1

I know that first line of python file always give the info of encoding.

But I don't know even than the first line words are encoded with specific encoding, how does editor know the correct encoding of the first line words.

thanks for you reply

Dongr
  • 61
  • 1
  • File is just a bunch of bytes. The interpreter will check if the first some bytes is `encoding info`. See [utf-8 for Python 3.x](https://stackoverflow.com/questions/25205395/what-is-the-default-encoding-method-for-code-assumed-by-python-interpreter) – heLomaN Sep 27 '20 at 09:35
  • 1
    @heLomaN I think OP's question is how the interpreter decodes the first few bytes for the encoding info without knowing the encoding for those first few bytes. – timgeb Sep 27 '20 at 11:28
  • what do you mean (exactly) by "editor"? – pygri Oct 30 '20 at 16:02
  • Very strongly related: [What's the difference between 'coding=utf8' and '-\*- coding: utf-8 -\*-'?](https://stackoverflow.com/q/20301920) – Martijn Pieters Nov 04 '20 at 08:24
  • Basically: how an editor interprets those lines is up to each individual editor. With most editors _these days_ defaulting to UTF-8, it is easier to just ignore the whole issue, but the PEP 263 format comment standard is specifically designed to support whatever your editor might support. – Martijn Pieters Nov 04 '20 at 08:25
  • "how does editor know the correct encoding of the first line words." The short version is: **it doesn't need to, because** every encoding that may legally be used, will use the **same bytes** for that coding declaration. I contributed an answer to the canonical that goes over this. – Karl Knechtel Mar 16 '23 at 08:48

4 Answers4

2

This is mostly a ramble, because Codec handling in Python is a bit of a ramble.
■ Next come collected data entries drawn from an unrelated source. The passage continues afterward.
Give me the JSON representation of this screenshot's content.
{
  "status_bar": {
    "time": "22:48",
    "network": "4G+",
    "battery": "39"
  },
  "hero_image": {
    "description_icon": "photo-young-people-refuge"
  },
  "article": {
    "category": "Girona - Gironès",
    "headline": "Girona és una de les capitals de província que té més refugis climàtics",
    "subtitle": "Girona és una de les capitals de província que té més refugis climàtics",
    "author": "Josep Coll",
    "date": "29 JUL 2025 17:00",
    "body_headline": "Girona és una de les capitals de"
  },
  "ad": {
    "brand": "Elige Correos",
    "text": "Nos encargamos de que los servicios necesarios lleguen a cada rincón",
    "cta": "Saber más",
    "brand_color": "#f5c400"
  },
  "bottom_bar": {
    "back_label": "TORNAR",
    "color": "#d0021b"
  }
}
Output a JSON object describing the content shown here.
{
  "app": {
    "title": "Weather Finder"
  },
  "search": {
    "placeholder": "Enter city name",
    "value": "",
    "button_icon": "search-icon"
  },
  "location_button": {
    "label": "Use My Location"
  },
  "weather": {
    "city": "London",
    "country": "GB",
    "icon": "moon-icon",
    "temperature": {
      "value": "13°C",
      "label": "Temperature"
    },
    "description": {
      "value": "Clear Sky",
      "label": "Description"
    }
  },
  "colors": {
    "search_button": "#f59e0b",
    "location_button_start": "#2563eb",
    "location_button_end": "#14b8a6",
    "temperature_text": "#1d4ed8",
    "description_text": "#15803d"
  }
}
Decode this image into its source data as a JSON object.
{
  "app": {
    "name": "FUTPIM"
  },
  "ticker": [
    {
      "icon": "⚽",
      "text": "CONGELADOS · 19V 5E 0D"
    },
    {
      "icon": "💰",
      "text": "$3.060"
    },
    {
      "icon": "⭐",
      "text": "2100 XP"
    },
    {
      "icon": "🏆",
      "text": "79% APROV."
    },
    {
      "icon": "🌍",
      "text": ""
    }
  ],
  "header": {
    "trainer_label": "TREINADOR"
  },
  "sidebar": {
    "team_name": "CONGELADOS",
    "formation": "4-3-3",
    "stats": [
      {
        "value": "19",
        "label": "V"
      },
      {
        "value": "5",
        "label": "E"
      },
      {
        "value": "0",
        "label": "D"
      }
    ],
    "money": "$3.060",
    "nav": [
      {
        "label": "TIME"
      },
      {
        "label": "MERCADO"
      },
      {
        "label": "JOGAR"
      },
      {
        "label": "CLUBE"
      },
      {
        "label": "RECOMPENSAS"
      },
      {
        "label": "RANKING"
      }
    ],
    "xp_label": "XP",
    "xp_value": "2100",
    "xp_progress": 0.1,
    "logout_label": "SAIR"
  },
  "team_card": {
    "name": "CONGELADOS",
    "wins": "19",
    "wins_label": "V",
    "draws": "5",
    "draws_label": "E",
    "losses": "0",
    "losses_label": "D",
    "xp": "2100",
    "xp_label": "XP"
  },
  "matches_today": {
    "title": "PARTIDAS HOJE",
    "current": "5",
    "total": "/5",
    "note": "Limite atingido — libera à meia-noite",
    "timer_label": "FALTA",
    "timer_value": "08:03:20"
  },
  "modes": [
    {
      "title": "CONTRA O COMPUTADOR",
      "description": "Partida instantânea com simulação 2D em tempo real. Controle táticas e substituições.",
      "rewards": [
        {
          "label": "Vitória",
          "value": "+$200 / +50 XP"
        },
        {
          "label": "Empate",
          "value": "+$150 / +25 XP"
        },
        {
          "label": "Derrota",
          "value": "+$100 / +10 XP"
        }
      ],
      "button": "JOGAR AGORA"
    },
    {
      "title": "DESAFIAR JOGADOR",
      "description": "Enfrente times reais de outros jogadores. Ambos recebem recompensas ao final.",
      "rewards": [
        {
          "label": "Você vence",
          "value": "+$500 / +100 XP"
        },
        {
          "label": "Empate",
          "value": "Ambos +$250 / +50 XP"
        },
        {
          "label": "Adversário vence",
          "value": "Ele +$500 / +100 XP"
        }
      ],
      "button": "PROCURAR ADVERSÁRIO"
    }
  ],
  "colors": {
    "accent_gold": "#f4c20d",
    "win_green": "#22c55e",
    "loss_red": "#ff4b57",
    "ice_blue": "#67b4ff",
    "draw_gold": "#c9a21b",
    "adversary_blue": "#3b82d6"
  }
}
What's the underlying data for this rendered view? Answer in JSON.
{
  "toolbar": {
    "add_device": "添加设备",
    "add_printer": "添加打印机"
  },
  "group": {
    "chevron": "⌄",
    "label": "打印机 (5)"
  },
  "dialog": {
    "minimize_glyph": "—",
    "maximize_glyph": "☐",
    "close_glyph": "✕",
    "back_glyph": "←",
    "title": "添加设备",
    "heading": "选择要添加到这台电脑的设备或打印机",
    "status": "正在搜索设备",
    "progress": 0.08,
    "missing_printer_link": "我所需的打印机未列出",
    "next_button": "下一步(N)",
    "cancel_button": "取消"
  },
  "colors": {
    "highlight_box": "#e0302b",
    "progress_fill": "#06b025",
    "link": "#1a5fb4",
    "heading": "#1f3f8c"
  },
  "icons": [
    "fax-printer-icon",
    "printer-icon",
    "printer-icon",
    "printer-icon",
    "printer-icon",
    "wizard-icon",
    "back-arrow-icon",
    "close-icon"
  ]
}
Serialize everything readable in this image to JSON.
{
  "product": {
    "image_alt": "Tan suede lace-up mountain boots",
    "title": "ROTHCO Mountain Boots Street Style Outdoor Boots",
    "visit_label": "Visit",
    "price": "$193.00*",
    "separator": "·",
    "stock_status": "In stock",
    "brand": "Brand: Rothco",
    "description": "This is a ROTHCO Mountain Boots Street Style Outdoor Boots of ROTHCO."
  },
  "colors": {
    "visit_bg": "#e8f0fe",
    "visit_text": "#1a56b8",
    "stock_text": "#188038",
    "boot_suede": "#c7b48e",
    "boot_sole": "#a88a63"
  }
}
First, the encoding line deals with the standard python library codec. It's an odd adapter pattern:

  • Odd complications around recognizing various codecs named 'utf-*'
  • The idea of 'Stream' versus 'Incremental' versus basic encode/decoders
  • explicit getregentry() and register() functions instead of using metadata.
  • Poor documentation, and lots of implementation specific tricks.
  • You can start by looking at cpython/Python/codecs.c (the CPython source), which will have more accuracy than the documentation.
  • This is an area where you might find incompatibilities between CPython, Jupyter Python, Pipi, and other implementations.
  • Here there be dragons

More specifically, the encoding line is defined by PEP 263. Because the characters are all low, it should work with endings like UTF-8, iso-8559-1, and others. It's a bit like the old Hayes modem code of "AT" which were two letters that happened to work regardless of parity and byte size settings. The most common other encoding is UTF-16 and variants, which have a BOM.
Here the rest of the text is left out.